To wit, 19-year-old forward Brandon Boston, a sinewy second-round draft pick in July, beamed Wednesday while recounting the first day of camp.
“Practice was fun,” he said. “It didn’t feel like three hours.”
Such an interplay between the young and old, eager and established, is typical among NBA training camps, but the Clippers’ generation gap will persist well into the season by design. Believing last season’s core included too many older, expensive contributors, Clippers executives set out during the offseason to balance its collection of in-their-prime headliners with a youth movement in hopes that, should their potential develop, their inexpensive deals and youthful energy will allow the Clippers’ to extend their championship window several years.
“To be able to add talent and rising ascending talent we thought was really important, just because we have a veteran corps that does a lot of heavy lifting throughout the course of the year,” said Lawrence Frank, the team’s president of basketball operations.
Familiar faces on a roster that reached the conference finals, including Patrick Beverley (33), Rajon Rondo (35) and center DeMarcus Cousins (31), were jettisoned to ensure room for rookies Boston, Keon Johnson (19) and Jason Preston (22).
Justise Winslow (25), on a mission to live up to his potential following a hip injury, played backup point guard Tuesday but also will be counted on to contribute as a small-ball center. With backup center Serge Ibaka limited to noncontact drills while recovering from back surgery, the Clippers could look to fill their last available roster spot with a big man and might have a “tough choice,” as Lue said, in potentially choosing between Harry Giles (23) or Isaiah Hartenstein (23).
“The veterans definitely have a veteran leadership, and the way they play the game, but the young guys are just running around, excited, just playing fast, playing hard, and that’s what you need in training camp,” Lue said. “We got a balance of both, so it’s really good for us.”
By playing center Ivica Zubac, still only 24, guard Luke Kennard (25) and second-year wing Terance Mann in key postseason moments, Lue demonstrated last season that his coaching style is flexible enough to believe that finding time for younger players and carrying championship-caliber expectations are not mutually exclusive ideas. As summer league in Las Vegas ended, and Boston, Preston and Johnson began to grow more comfortable, the Clippers suggested that with Kawhi Leonard expected to miss significant time because of a knee injury, the upcoming season could present an opportunity to provide their rookies the runway to grow for the future without lowering their present-day expectations of a playoff berth.
How much that happens in practice remains to be seen on a roster where playing time must be earned. Of the seven Clippers who averaged the most minutes in the 2021 postseason, five are back and healthy to start this season. With that kind of continuity, “I think it will be really easy” to start fast, said forward Marcus Morris.

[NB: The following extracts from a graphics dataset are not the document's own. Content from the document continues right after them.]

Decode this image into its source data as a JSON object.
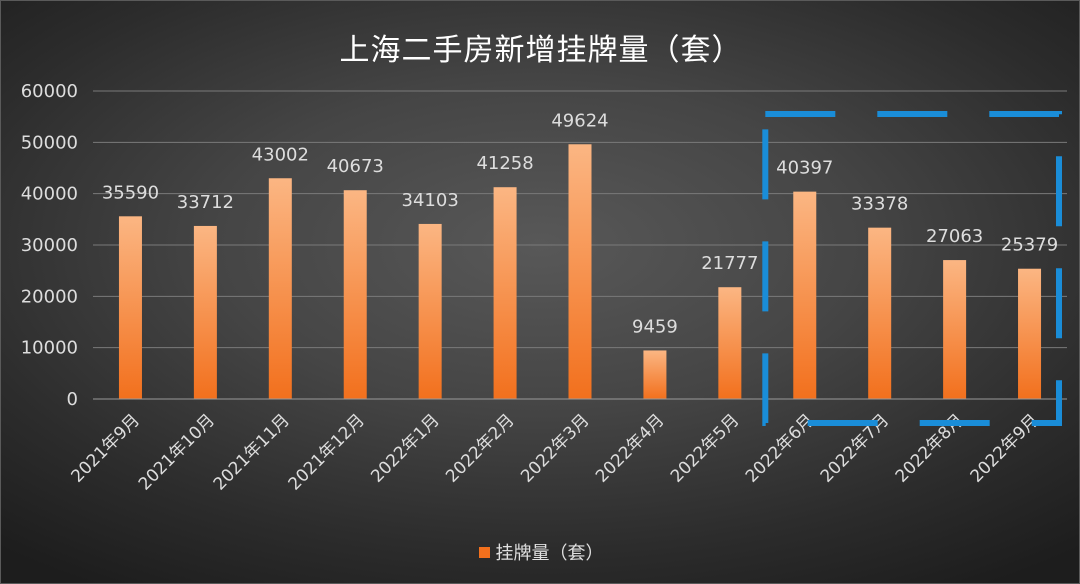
{
  "chart_data": {
    "type": "bar",
    "title": "上海二手房新增挂牌量（套）",
    "xlabel": "",
    "ylabel": "",
    "categories": [
      "2021年9月",
      "2021年10月",
      "2021年11月",
      "2021年12月",
      "2022年1月",
      "2022年2月",
      "2022年3月",
      "2022年4月",
      "2022年5月",
      "2022年6月",
      "2022年7月",
      "2022年8月",
      "2022年9月"
    ],
    "series": [
      {
        "name": "挂牌量（套）",
        "values": [
          35590,
          33712,
          43002,
          40673,
          34103,
          41258,
          49624,
          9459,
          21777,
          40397,
          33378,
          27063,
          25379
        ]
      }
    ],
    "ylim": [
      0,
      60000
    ],
    "yticks": [
      0,
      10000,
      20000,
      30000,
      40000,
      50000,
      60000
    ],
    "grid": true,
    "legend_position": "bottom",
    "data_labels": true,
    "highlight": {
      "style": "dashed-box",
      "categories": [
        "2022年6月",
        "2022年7月",
        "2022年8月",
        "2022年9月"
      ]
    }
  },
  "colors": {
    "bar_light": "#fbb683",
    "bar_dark": "#f2701d",
    "highlight_box": "#1a8dd8",
    "gridline": "#7a7a7a",
    "text": "#dddddd",
    "title": "#ffffff"
  }
}
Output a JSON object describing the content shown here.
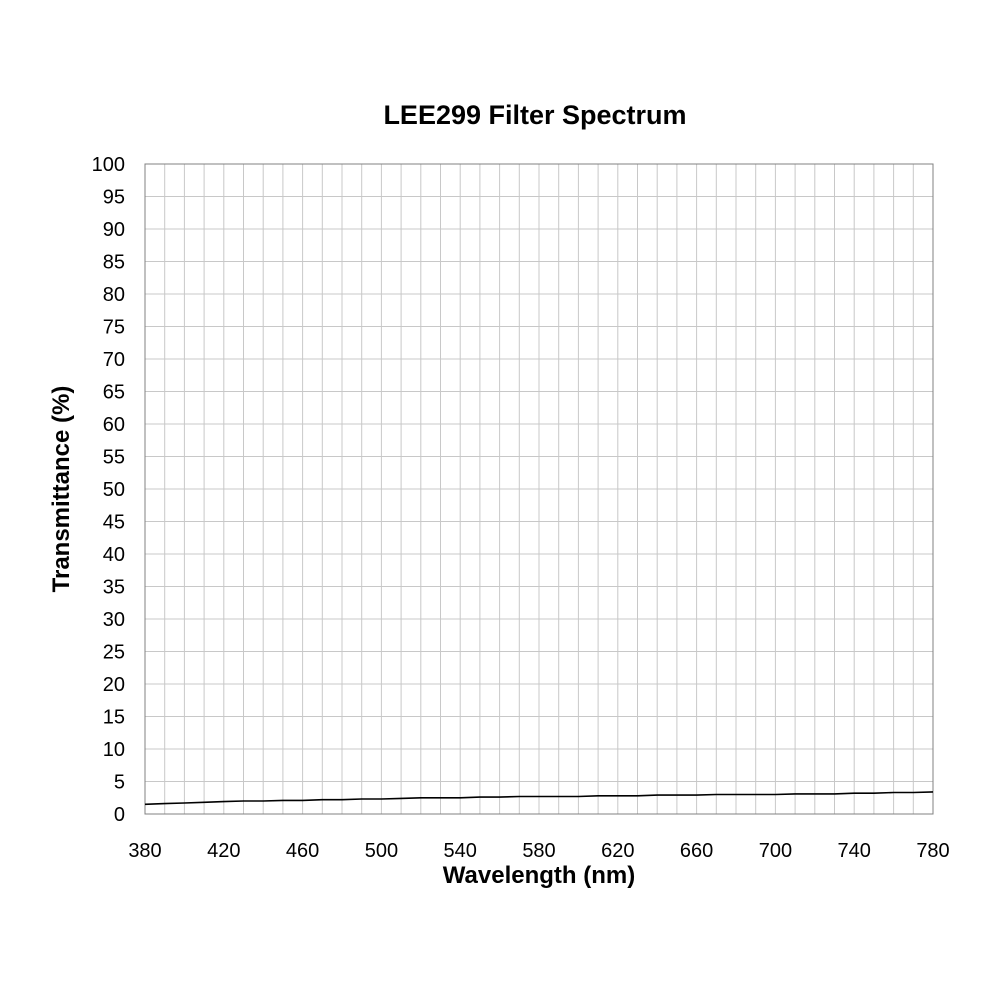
{
  "chart_data": {
    "type": "line",
    "title": "LEE299 Filter Spectrum",
    "xlabel": "Wavelength (nm)",
    "ylabel": "Transmittance (%)",
    "xlim": [
      380,
      780
    ],
    "ylim": [
      0,
      100
    ],
    "x_ticks": [
      380,
      420,
      460,
      500,
      540,
      580,
      620,
      660,
      700,
      740,
      780
    ],
    "y_ticks": [
      0,
      5,
      10,
      15,
      20,
      25,
      30,
      35,
      40,
      45,
      50,
      55,
      60,
      65,
      70,
      75,
      80,
      85,
      90,
      95,
      100
    ],
    "grid": true,
    "legend": "none",
    "line_color": "#000000",
    "grid_color": "#c8c8c8",
    "series": [
      {
        "x": [
          380,
          390,
          400,
          410,
          420,
          430,
          440,
          450,
          460,
          470,
          480,
          490,
          500,
          510,
          520,
          530,
          540,
          550,
          560,
          570,
          580,
          590,
          600,
          610,
          620,
          630,
          640,
          650,
          660,
          670,
          680,
          690,
          700,
          710,
          720,
          730,
          740,
          750,
          760,
          770,
          780
        ],
        "y": [
          1.5,
          1.6,
          1.7,
          1.8,
          1.9,
          2.0,
          2.0,
          2.1,
          2.1,
          2.2,
          2.2,
          2.3,
          2.3,
          2.4,
          2.5,
          2.5,
          2.5,
          2.6,
          2.6,
          2.7,
          2.7,
          2.7,
          2.7,
          2.8,
          2.8,
          2.8,
          2.9,
          2.9,
          2.9,
          3.0,
          3.0,
          3.0,
          3.0,
          3.1,
          3.1,
          3.1,
          3.2,
          3.2,
          3.3,
          3.3,
          3.4
        ]
      }
    ]
  }
}
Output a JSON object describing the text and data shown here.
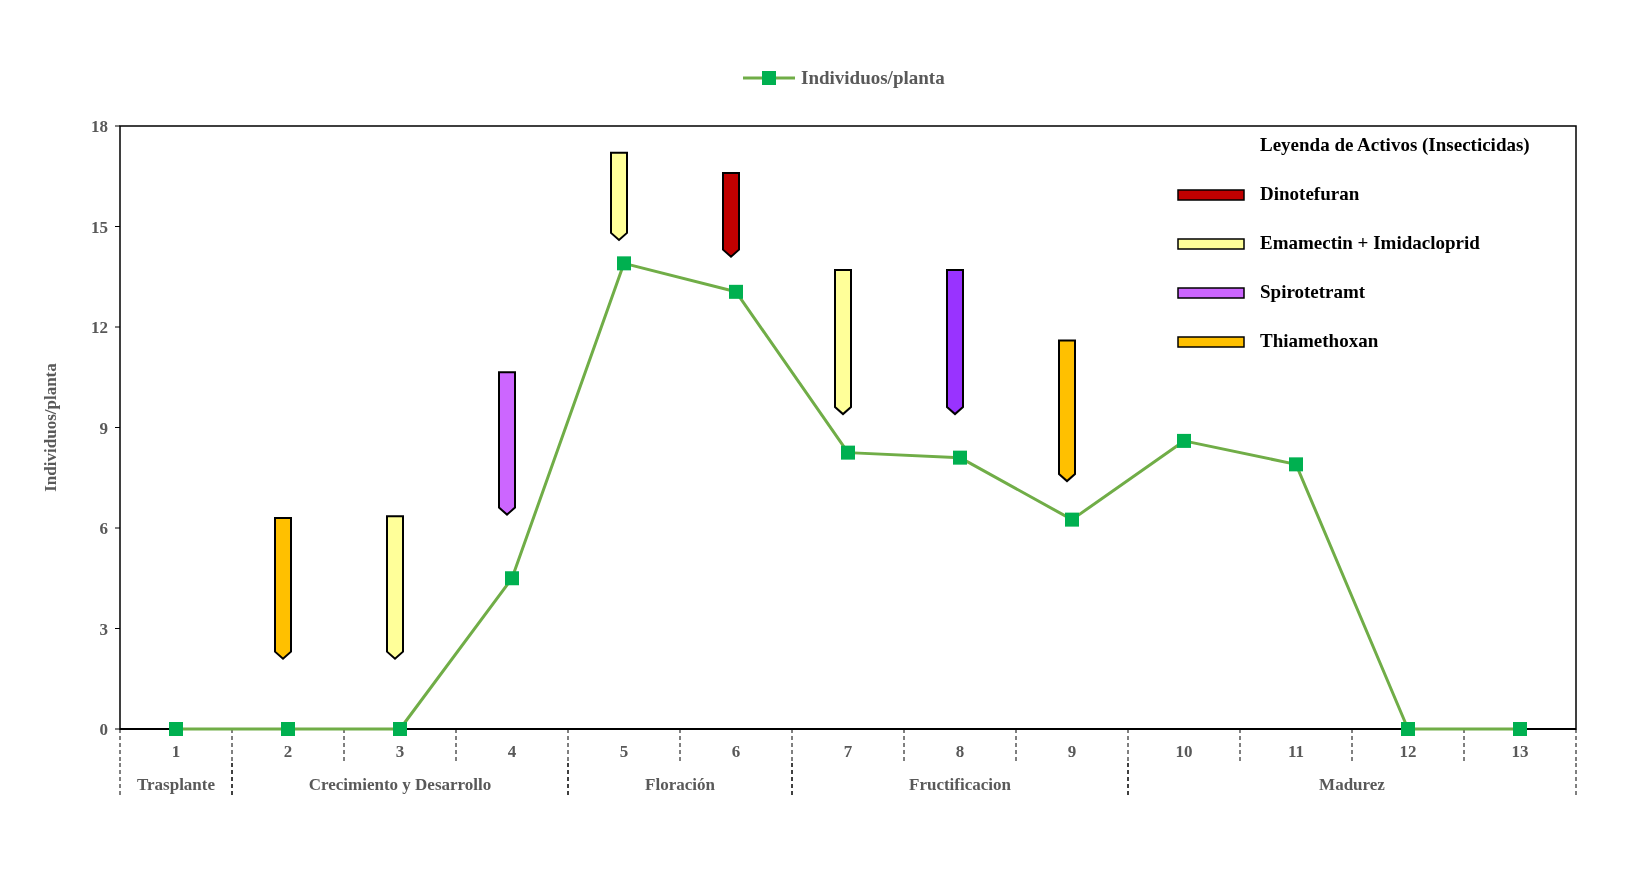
{
  "chart_data": {
    "type": "line",
    "categories": [
      "1",
      "2",
      "3",
      "4",
      "5",
      "6",
      "7",
      "8",
      "9",
      "10",
      "11",
      "12",
      "13"
    ],
    "ylabel": "Individuos/planta",
    "ylim": [
      0,
      18
    ],
    "yticks": [
      0,
      3,
      6,
      9,
      12,
      15,
      18
    ],
    "grid": false,
    "legend": "top",
    "marker": "square",
    "line_style": "solid",
    "legend_title": "Leyenda de Activos (Insecticidas)",
    "series": [
      {
        "name": "Individuos/planta",
        "color": "#70ad47",
        "values": [
          0,
          0,
          0,
          4.5,
          13.9,
          13.05,
          8.25,
          8.1,
          6.25,
          8.6,
          7.9,
          0,
          0
        ]
      },
      {
        "name": "Dinotefuran",
        "type": "bar",
        "color": "#c00000",
        "base": [
          null,
          null,
          null,
          null,
          null,
          14.1,
          null,
          null,
          null,
          null,
          null,
          null,
          null
        ],
        "values": [
          null,
          null,
          null,
          null,
          null,
          2.5,
          null,
          null,
          null,
          null,
          null,
          null,
          null
        ]
      },
      {
        "name": "Emamectin + Imidacloprid",
        "type": "bar",
        "color": "#ffff99",
        "base": [
          null,
          null,
          2.1,
          null,
          14.6,
          null,
          9.4,
          null,
          null,
          null,
          null,
          null,
          null
        ],
        "values": [
          null,
          null,
          4.25,
          null,
          2.6,
          null,
          4.3,
          null,
          null,
          null,
          null,
          null,
          null
        ]
      },
      {
        "name": "Spirotetramt",
        "type": "bar",
        "color": "#cc66ff",
        "colors": [
          null,
          null,
          null,
          "#cc66ff",
          null,
          null,
          null,
          "#9933ff",
          null,
          null,
          null,
          null,
          null
        ],
        "base": [
          null,
          null,
          null,
          6.4,
          null,
          null,
          null,
          9.4,
          null,
          null,
          null,
          null,
          null
        ],
        "values": [
          null,
          null,
          null,
          4.25,
          null,
          null,
          null,
          4.3,
          null,
          null,
          null,
          null,
          null
        ]
      },
      {
        "name": "Thiamethoxan",
        "type": "bar",
        "color": "#ffc000",
        "base": [
          null,
          2.1,
          null,
          null,
          null,
          null,
          null,
          null,
          7.4,
          null,
          null,
          null,
          null
        ],
        "values": [
          null,
          4.2,
          null,
          null,
          null,
          null,
          null,
          null,
          4.2,
          null,
          null,
          null,
          null
        ]
      }
    ],
    "annotations": [
      "Trasplante",
      "Crecimiento y Desarrollo",
      "Floración",
      "Fructificacion",
      "Madurez"
    ]
  }
}
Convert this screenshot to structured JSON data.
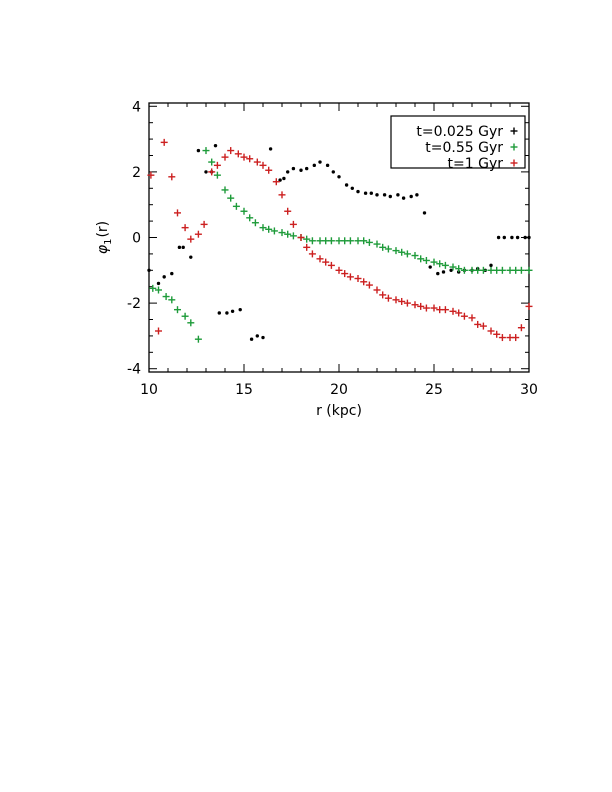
{
  "chart_data": {
    "type": "scatter",
    "xlabel": "r (kpc)",
    "ylabel_symbol": "φ",
    "ylabel_sub": "1",
    "ylabel_arg": "(r)",
    "xlim": [
      10,
      30
    ],
    "ylim": [
      -4.1,
      4.1
    ],
    "xticks": [
      10,
      15,
      20,
      25,
      30
    ],
    "yticks": [
      -4,
      -2,
      0,
      2,
      4
    ],
    "legend_position": "top-right",
    "series": [
      {
        "name": "t=0.025 Gyr",
        "color": "#000000",
        "marker": "dot",
        "points": [
          [
            10.0,
            -1.0
          ],
          [
            10.5,
            -1.4
          ],
          [
            10.8,
            -1.2
          ],
          [
            11.2,
            -1.1
          ],
          [
            11.6,
            -0.3
          ],
          [
            11.8,
            -0.3
          ],
          [
            12.2,
            -0.6
          ],
          [
            12.6,
            2.65
          ],
          [
            13.0,
            2.0
          ],
          [
            13.3,
            2.0
          ],
          [
            13.5,
            2.8
          ],
          [
            13.7,
            -2.3
          ],
          [
            14.1,
            -2.3
          ],
          [
            14.4,
            -2.25
          ],
          [
            14.8,
            -2.2
          ],
          [
            15.4,
            -3.1
          ],
          [
            15.7,
            -3.0
          ],
          [
            16.0,
            -3.05
          ],
          [
            16.4,
            2.7
          ],
          [
            16.9,
            1.75
          ],
          [
            17.1,
            1.8
          ],
          [
            17.3,
            2.0
          ],
          [
            17.6,
            2.1
          ],
          [
            18.0,
            2.05
          ],
          [
            18.3,
            2.1
          ],
          [
            18.7,
            2.2
          ],
          [
            19.0,
            2.3
          ],
          [
            19.4,
            2.2
          ],
          [
            19.7,
            2.0
          ],
          [
            20.0,
            1.85
          ],
          [
            20.4,
            1.6
          ],
          [
            20.7,
            1.5
          ],
          [
            21.0,
            1.4
          ],
          [
            21.4,
            1.35
          ],
          [
            21.7,
            1.35
          ],
          [
            22.0,
            1.3
          ],
          [
            22.4,
            1.3
          ],
          [
            22.7,
            1.25
          ],
          [
            23.1,
            1.3
          ],
          [
            23.4,
            1.2
          ],
          [
            23.8,
            1.25
          ],
          [
            24.1,
            1.3
          ],
          [
            24.5,
            0.75
          ],
          [
            24.8,
            -0.9
          ],
          [
            25.2,
            -1.1
          ],
          [
            25.5,
            -1.05
          ],
          [
            25.9,
            -1.0
          ],
          [
            26.3,
            -1.05
          ],
          [
            26.6,
            -1.0
          ],
          [
            27.0,
            -1.0
          ],
          [
            27.3,
            -0.95
          ],
          [
            27.7,
            -1.0
          ],
          [
            28.0,
            -0.85
          ],
          [
            28.4,
            0.0
          ],
          [
            28.7,
            0.0
          ],
          [
            29.1,
            0.0
          ],
          [
            29.4,
            0.0
          ],
          [
            29.8,
            0.0
          ],
          [
            30.0,
            0.0
          ]
        ]
      },
      {
        "name": "t=0.55 Gyr",
        "color": "#1e9b3a",
        "marker": "plus",
        "points": [
          [
            10.2,
            -1.55
          ],
          [
            10.5,
            -1.6
          ],
          [
            10.9,
            -1.8
          ],
          [
            11.2,
            -1.9
          ],
          [
            11.5,
            -2.2
          ],
          [
            11.9,
            -2.4
          ],
          [
            12.2,
            -2.6
          ],
          [
            12.6,
            -3.1
          ],
          [
            13.0,
            2.65
          ],
          [
            13.3,
            2.3
          ],
          [
            13.6,
            1.9
          ],
          [
            14.0,
            1.45
          ],
          [
            14.3,
            1.2
          ],
          [
            14.6,
            0.95
          ],
          [
            15.0,
            0.8
          ],
          [
            15.3,
            0.6
          ],
          [
            15.6,
            0.45
          ],
          [
            16.0,
            0.3
          ],
          [
            16.3,
            0.25
          ],
          [
            16.6,
            0.2
          ],
          [
            17.0,
            0.15
          ],
          [
            17.3,
            0.1
          ],
          [
            17.6,
            0.05
          ],
          [
            18.0,
            0.0
          ],
          [
            18.3,
            -0.05
          ],
          [
            18.6,
            -0.1
          ],
          [
            19.0,
            -0.1
          ],
          [
            19.3,
            -0.1
          ],
          [
            19.6,
            -0.1
          ],
          [
            20.0,
            -0.1
          ],
          [
            20.3,
            -0.1
          ],
          [
            20.6,
            -0.1
          ],
          [
            21.0,
            -0.1
          ],
          [
            21.3,
            -0.1
          ],
          [
            21.6,
            -0.15
          ],
          [
            22.0,
            -0.2
          ],
          [
            22.3,
            -0.3
          ],
          [
            22.6,
            -0.35
          ],
          [
            23.0,
            -0.4
          ],
          [
            23.3,
            -0.45
          ],
          [
            23.6,
            -0.5
          ],
          [
            24.0,
            -0.55
          ],
          [
            24.3,
            -0.65
          ],
          [
            24.6,
            -0.7
          ],
          [
            25.0,
            -0.75
          ],
          [
            25.3,
            -0.8
          ],
          [
            25.6,
            -0.85
          ],
          [
            26.0,
            -0.9
          ],
          [
            26.3,
            -0.95
          ],
          [
            26.6,
            -1.0
          ],
          [
            27.0,
            -1.0
          ],
          [
            27.3,
            -1.0
          ],
          [
            27.6,
            -1.0
          ],
          [
            28.0,
            -1.0
          ],
          [
            28.3,
            -1.0
          ],
          [
            28.6,
            -1.0
          ],
          [
            29.0,
            -1.0
          ],
          [
            29.3,
            -1.0
          ],
          [
            29.6,
            -1.0
          ],
          [
            30.0,
            -1.0
          ]
        ]
      },
      {
        "name": "t=1 Gyr",
        "color": "#cc2020",
        "marker": "plus",
        "points": [
          [
            10.1,
            1.9
          ],
          [
            10.5,
            -2.85
          ],
          [
            10.8,
            2.9
          ],
          [
            11.2,
            1.85
          ],
          [
            11.5,
            0.75
          ],
          [
            11.9,
            0.3
          ],
          [
            12.2,
            -0.05
          ],
          [
            12.6,
            0.1
          ],
          [
            12.9,
            0.4
          ],
          [
            13.3,
            2.0
          ],
          [
            13.6,
            2.2
          ],
          [
            14.0,
            2.45
          ],
          [
            14.3,
            2.65
          ],
          [
            14.7,
            2.55
          ],
          [
            15.0,
            2.45
          ],
          [
            15.3,
            2.4
          ],
          [
            15.7,
            2.3
          ],
          [
            16.0,
            2.2
          ],
          [
            16.3,
            2.05
          ],
          [
            16.7,
            1.7
          ],
          [
            17.0,
            1.3
          ],
          [
            17.3,
            0.8
          ],
          [
            17.6,
            0.4
          ],
          [
            18.0,
            0.0
          ],
          [
            18.3,
            -0.3
          ],
          [
            18.6,
            -0.5
          ],
          [
            19.0,
            -0.65
          ],
          [
            19.3,
            -0.75
          ],
          [
            19.6,
            -0.85
          ],
          [
            20.0,
            -1.0
          ],
          [
            20.3,
            -1.1
          ],
          [
            20.6,
            -1.2
          ],
          [
            21.0,
            -1.25
          ],
          [
            21.3,
            -1.35
          ],
          [
            21.6,
            -1.45
          ],
          [
            22.0,
            -1.6
          ],
          [
            22.3,
            -1.75
          ],
          [
            22.6,
            -1.85
          ],
          [
            23.0,
            -1.9
          ],
          [
            23.3,
            -1.95
          ],
          [
            23.6,
            -2.0
          ],
          [
            24.0,
            -2.05
          ],
          [
            24.3,
            -2.1
          ],
          [
            24.6,
            -2.15
          ],
          [
            25.0,
            -2.15
          ],
          [
            25.3,
            -2.2
          ],
          [
            25.6,
            -2.2
          ],
          [
            26.0,
            -2.25
          ],
          [
            26.3,
            -2.3
          ],
          [
            26.6,
            -2.4
          ],
          [
            27.0,
            -2.45
          ],
          [
            27.3,
            -2.65
          ],
          [
            27.6,
            -2.7
          ],
          [
            28.0,
            -2.85
          ],
          [
            28.3,
            -2.95
          ],
          [
            28.6,
            -3.05
          ],
          [
            29.0,
            -3.05
          ],
          [
            29.3,
            -3.05
          ],
          [
            29.6,
            -2.75
          ],
          [
            30.0,
            -2.1
          ]
        ]
      }
    ]
  }
}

An injured right foot has kept Preston limited to watching practice from a scooter. Johnson’s place in the regular rotation seems distant, for now, as Frank described the goal for the rookie as polishing a few areas he consistently does well — on-ball defense, finishing in transition — and slowly widening his box of skills.
For Boston, his confidence is as evident as the braids that swing when he rises to shoot, or the smile that crossed his face when he acknowledged that he has escaped, so far, being assigned any onerous rookie duties.
Having worked out in the offseason with NBA veterans including Ben Simmons for several years, he is respectful of Clippers veterans but not awed. He offered a knowing smile and little else when asked if he’d beaten any teammates one-on-one.
“I feel like I’ve just been a pro for three years; it’s the money just came [recently],” Boston said. “So it’s just taking it one day at a time learning from those guys.”
Morris is one of them. The 32-year-old has a direct teaching style, at one point grabbing the rookie in front of the larger group at practice to make a point about where he had erred, Boston said.
He knows the first step to rotation minutes is by learning. But the second is by doing, and even in a lineup stacked with veterans, there was little doubt already that he belonged.
“My whole life, I feel like I can score on anybody, I feel like nobody can just guard me one-on-one,” Boston said. “So just putting the ball in the hoop, in many different ways, I feel like that’s my game.”